I accidentally just shot a "window" out with a slingshot


----------



## ccolapietro (Apr 12, 2016)

That... Is... unfortunate. Been there, not fun. Good luck cleaning up.

Sent from my LGLS990 using Tapatalk


----------



## Theslingshothunter (Aug 3, 2016)

Lol yup


----------



## StretchandEat (Nov 11, 2015)

I don't think they have a badge for that yet.. but you definitely earned that 1


----------



## Imperial (Feb 9, 2011)

dont worry, shower curtains are in style


----------



## Ibojoe (Mar 13, 2016)

Bummmmmmmmer.


----------



## Theslingshothunter (Aug 3, 2016)

Who knew 1/4 inch steel at 29 in draw 3/4 inch wide had enough power to ricochet off of a cinderblock and do that


----------



## Cjw (Nov 1, 2012)

Bet the parents weren't real thrilled.

Sent from my iPhone using Tapatalk


----------



## pult421 (Aug 13, 2015)

Can you blame it on adhd?? Thats what the doctors said about me.. when i moved too much.. too little.. breathed.. jumped.. cried.. didnt cry.. it was all adhd.. adhd made isis.
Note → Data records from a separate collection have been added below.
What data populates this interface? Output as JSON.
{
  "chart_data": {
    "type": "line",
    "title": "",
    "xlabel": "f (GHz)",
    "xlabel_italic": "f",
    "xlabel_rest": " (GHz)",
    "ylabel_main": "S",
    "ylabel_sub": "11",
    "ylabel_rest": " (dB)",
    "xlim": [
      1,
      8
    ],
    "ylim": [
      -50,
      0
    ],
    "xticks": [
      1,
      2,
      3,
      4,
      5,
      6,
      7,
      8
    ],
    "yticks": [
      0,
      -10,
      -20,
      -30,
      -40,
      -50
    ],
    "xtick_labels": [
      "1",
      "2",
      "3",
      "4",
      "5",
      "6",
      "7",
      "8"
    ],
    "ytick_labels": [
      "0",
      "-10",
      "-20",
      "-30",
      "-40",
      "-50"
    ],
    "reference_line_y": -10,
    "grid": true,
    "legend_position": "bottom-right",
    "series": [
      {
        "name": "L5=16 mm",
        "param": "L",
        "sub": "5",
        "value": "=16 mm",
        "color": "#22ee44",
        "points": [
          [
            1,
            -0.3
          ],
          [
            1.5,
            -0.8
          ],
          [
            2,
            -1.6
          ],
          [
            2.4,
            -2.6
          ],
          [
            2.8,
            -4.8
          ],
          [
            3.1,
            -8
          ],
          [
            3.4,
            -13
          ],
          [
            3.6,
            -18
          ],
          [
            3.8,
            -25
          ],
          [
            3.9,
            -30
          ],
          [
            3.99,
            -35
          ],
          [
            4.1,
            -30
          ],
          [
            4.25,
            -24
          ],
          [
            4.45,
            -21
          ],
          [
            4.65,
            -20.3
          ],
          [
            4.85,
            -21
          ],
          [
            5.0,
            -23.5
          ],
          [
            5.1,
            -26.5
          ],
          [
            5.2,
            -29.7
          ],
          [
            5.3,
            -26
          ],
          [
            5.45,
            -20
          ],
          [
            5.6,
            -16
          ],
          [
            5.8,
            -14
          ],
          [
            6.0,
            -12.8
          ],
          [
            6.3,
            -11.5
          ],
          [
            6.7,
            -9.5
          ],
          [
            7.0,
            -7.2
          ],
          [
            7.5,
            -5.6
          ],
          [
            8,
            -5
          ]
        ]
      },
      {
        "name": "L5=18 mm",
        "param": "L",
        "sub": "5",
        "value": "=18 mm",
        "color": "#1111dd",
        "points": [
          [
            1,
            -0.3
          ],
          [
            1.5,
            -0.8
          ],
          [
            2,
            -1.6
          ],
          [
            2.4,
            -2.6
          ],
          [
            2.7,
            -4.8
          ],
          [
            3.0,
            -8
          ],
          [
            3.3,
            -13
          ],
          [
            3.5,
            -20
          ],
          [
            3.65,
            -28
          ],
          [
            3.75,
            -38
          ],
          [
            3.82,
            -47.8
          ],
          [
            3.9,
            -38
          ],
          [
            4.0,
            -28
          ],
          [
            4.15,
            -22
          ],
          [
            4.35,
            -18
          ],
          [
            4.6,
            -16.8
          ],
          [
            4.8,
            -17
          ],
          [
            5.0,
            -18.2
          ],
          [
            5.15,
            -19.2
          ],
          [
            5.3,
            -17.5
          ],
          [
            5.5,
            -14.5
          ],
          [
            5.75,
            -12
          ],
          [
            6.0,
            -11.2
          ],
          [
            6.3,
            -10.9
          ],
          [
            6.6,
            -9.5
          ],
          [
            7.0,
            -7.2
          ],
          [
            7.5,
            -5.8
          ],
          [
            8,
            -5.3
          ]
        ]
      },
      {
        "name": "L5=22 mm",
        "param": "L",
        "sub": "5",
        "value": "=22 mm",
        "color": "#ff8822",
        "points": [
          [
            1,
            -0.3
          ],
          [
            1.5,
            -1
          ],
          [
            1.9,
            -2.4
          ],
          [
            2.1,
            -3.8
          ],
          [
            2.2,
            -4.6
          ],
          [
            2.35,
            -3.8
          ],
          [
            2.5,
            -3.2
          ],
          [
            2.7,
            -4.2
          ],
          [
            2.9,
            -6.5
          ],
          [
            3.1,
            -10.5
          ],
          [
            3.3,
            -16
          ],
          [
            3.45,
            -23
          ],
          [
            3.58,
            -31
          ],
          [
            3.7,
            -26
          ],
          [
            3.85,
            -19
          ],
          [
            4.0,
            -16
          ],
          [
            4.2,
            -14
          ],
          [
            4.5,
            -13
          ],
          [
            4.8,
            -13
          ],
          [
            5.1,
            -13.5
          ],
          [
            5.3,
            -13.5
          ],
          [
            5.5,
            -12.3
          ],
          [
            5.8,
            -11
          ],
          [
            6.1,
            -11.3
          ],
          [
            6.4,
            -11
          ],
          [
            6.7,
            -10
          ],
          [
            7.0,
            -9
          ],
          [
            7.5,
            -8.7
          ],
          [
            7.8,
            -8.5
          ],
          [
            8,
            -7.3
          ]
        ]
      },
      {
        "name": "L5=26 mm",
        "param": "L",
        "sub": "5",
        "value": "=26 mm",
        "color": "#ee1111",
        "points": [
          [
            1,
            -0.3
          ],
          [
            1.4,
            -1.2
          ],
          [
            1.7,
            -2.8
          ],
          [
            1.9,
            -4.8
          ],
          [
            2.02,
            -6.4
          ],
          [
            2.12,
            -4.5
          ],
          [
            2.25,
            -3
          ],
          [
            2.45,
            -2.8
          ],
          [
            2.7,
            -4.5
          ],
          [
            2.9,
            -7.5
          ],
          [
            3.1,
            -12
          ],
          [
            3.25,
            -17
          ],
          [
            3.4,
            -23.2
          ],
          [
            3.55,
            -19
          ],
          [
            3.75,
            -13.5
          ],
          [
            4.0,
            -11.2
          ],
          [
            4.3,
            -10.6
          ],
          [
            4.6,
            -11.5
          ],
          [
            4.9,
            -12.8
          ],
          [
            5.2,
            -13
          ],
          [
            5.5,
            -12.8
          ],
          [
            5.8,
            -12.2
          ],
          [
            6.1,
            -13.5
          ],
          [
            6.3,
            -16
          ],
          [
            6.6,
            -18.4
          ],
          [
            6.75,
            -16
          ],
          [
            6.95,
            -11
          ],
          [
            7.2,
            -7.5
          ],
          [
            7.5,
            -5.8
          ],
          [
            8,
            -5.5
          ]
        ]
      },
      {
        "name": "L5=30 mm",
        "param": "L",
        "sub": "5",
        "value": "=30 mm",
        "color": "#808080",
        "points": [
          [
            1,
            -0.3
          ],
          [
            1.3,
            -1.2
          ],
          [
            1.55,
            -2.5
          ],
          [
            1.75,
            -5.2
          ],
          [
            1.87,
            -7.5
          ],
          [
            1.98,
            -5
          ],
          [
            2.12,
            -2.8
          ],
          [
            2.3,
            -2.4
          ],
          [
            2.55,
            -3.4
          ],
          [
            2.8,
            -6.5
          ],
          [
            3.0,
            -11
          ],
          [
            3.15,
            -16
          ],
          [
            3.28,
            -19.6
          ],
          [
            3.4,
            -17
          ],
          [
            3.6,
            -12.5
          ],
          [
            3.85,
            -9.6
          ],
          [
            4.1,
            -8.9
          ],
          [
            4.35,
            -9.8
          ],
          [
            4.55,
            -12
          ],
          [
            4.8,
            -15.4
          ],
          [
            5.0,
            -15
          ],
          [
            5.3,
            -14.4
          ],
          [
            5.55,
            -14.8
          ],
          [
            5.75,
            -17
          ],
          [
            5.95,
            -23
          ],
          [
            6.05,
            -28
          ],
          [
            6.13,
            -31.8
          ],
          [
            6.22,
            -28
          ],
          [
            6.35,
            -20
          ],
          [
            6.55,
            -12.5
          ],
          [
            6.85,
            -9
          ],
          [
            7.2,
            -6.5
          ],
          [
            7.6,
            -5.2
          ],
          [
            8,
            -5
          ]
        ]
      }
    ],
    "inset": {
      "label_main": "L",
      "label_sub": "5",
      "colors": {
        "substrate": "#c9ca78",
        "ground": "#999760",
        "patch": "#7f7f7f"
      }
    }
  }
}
Lol


----------



## BAT (Feb 26, 2015)

Bad luck, this things happen. Are you shooting with a catchbox?


----------



## pult421 (Aug 13, 2015)

I kinda wanna know what your parents said lol


----------



## Theslingshothunter (Aug 3, 2016)

I only Have a mom and it was a ricochet it was an accident and mom said it was ok


----------



## pult421 (Aug 13, 2015)

Well thats good. And yea man my pops was taken by the legal system so i understand. My mom wouldve went nuts. Lol. catchbox aint that hard to make .. try it out


----------



## MakeSlingshots (Jul 16, 2015)

I did that but I had a Huge slingshot that shot golf balls..... I broke the sliding glass back door XD


----------



## Mr. P (Feb 1, 2015)

I hope you wear safety glasses. This kinds of things can take an eye, or anything else fragile out! Obviously.


----------